How the Naive Bayes classifier works

We will try to understand all of this by looking at the example of the Titanic. While the Titanic was sinking, a few of the categories had priority over others, in terms of being saved.

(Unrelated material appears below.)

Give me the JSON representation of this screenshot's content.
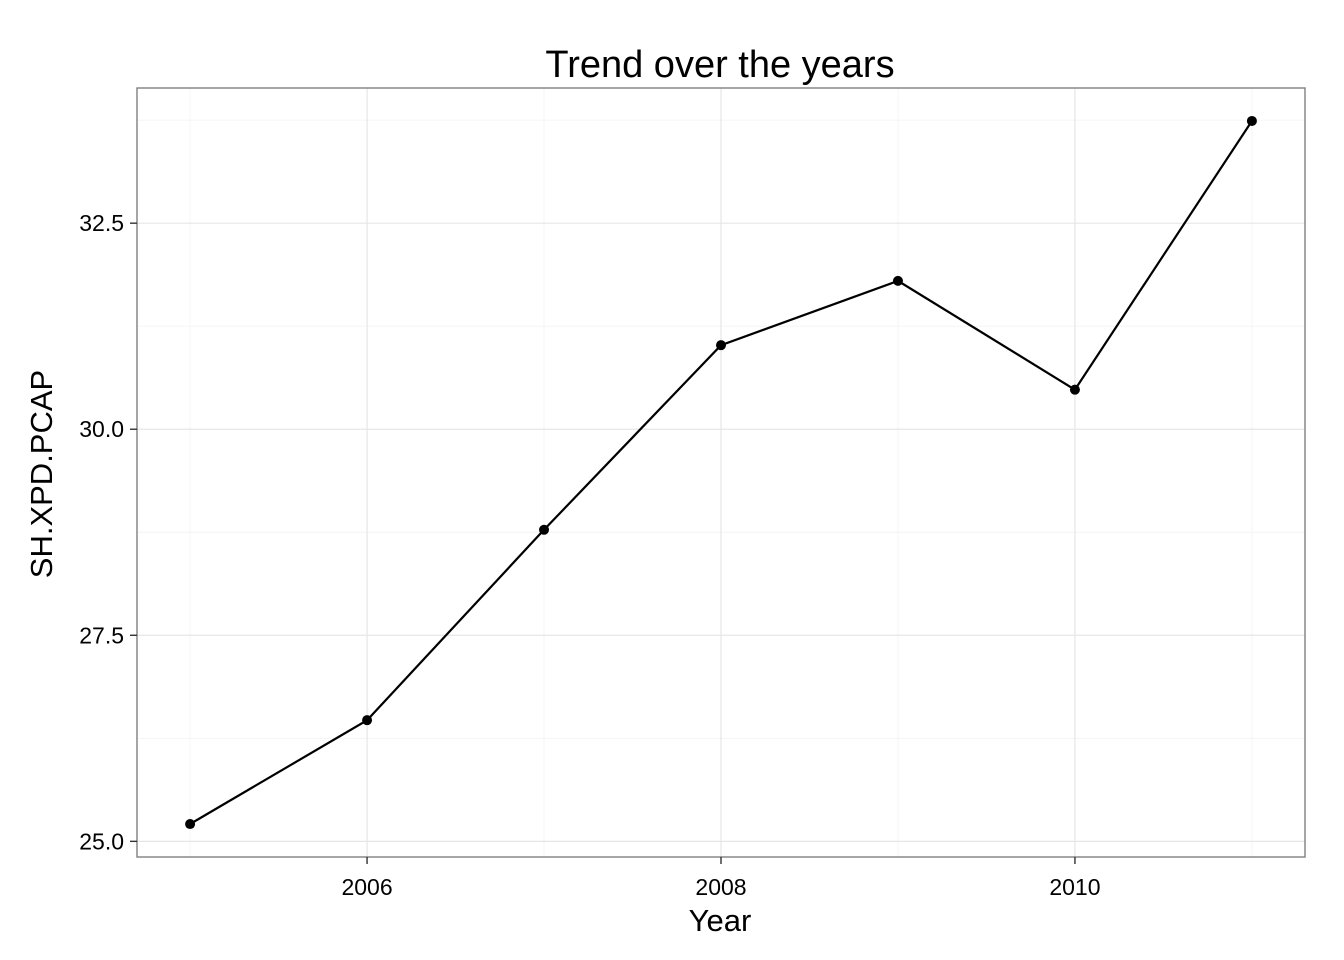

We have the following dataset (it is a Kaggle dataset):

Person category	Survival chance
Woman	Yes
Kid	Yes
Kid	Yes
Man	No
Woman	Yes
Woman	Yes
Man	No
Man	Yes
Kid	Yes
Woman	No
Kid	No
Woman	No
Man	Yes
Man	No
Woman	Yes

Now, let's prepare a likelihood table for the preceding information:

		Survival chance
		No	Yes	Grand Total
Category	Kid	1	3	4	4/15=	0.27
Man	3	2	5	5/15=	0.33
Woman	2	4	6	6/15=	0.40
	Grand Total	6	9	15
		6/15	9/15
		0.40	0.6

Let's find out which category of people had the maximum chance of survival:

Kid - P(Yes|Kid)= P(Kid|Yes) * P(Yes)/P(Kid)

P(Kid|Yes) = 3/9= 0.3

P(Yes) = 9/15 =0.6

P(Kid)= 4/15 =0.27

P(Yes|kid) = 0.33 *0.6/0.27=0.73

Woman - P(Yes|Woman)= P(Woman|Yes) * P(Yes)/P(Woman)

P(Woman|Yes) = 4/9= 0.44

P(Yes) = 9/15 =0.6

P(Woman)= 6/15 =0.4

P(Yes|Woman) = 0.44 *0.6/0.4=0.66

Man - P(Yes|Man)= P(Man|Yes) * P(Yes)/P(Man)

P(Man|Yes) = 2/9= 0.22

P(Yes) = 9/15 =0.6

P(Man)= 6/15 =0.33

P(Yes|Man) = 0.22 *0.6/0.33=0.4

So, we can see that a child had the maximum chance of survival and a man the least chance.

Let's perform the sentiment classification with the help of Naive Bayes, and see whether the result is better or worse:

from sklearn.naive_bayes import MultinomialNB
# splitting data into training and validation set
xtraintf, xtesttf, ytraintf, ytesttf = train_test_split(tfidfV, Newdata['label'], random_state=42, test_size=0.3)
NB= MultinomialNB()
NB.fit(xtraintf, ytraintf)
prediction = NB.predict_proba(xtesttf) # predicting on the test set
prediction_int = prediction[:,1] >= 0.3 # if prediction is greater than or equal to 0.3 than 1 else 0
prediction_int = prediction_int.astype(np.int)
print("F1 Score-",f1_score(ytest, prediction_int))
print("Accuracy-",accuracy_score(ytest,prediction_int))

The output is as follows:

Here, we can see that our previous results were better than the Naive Bayes results.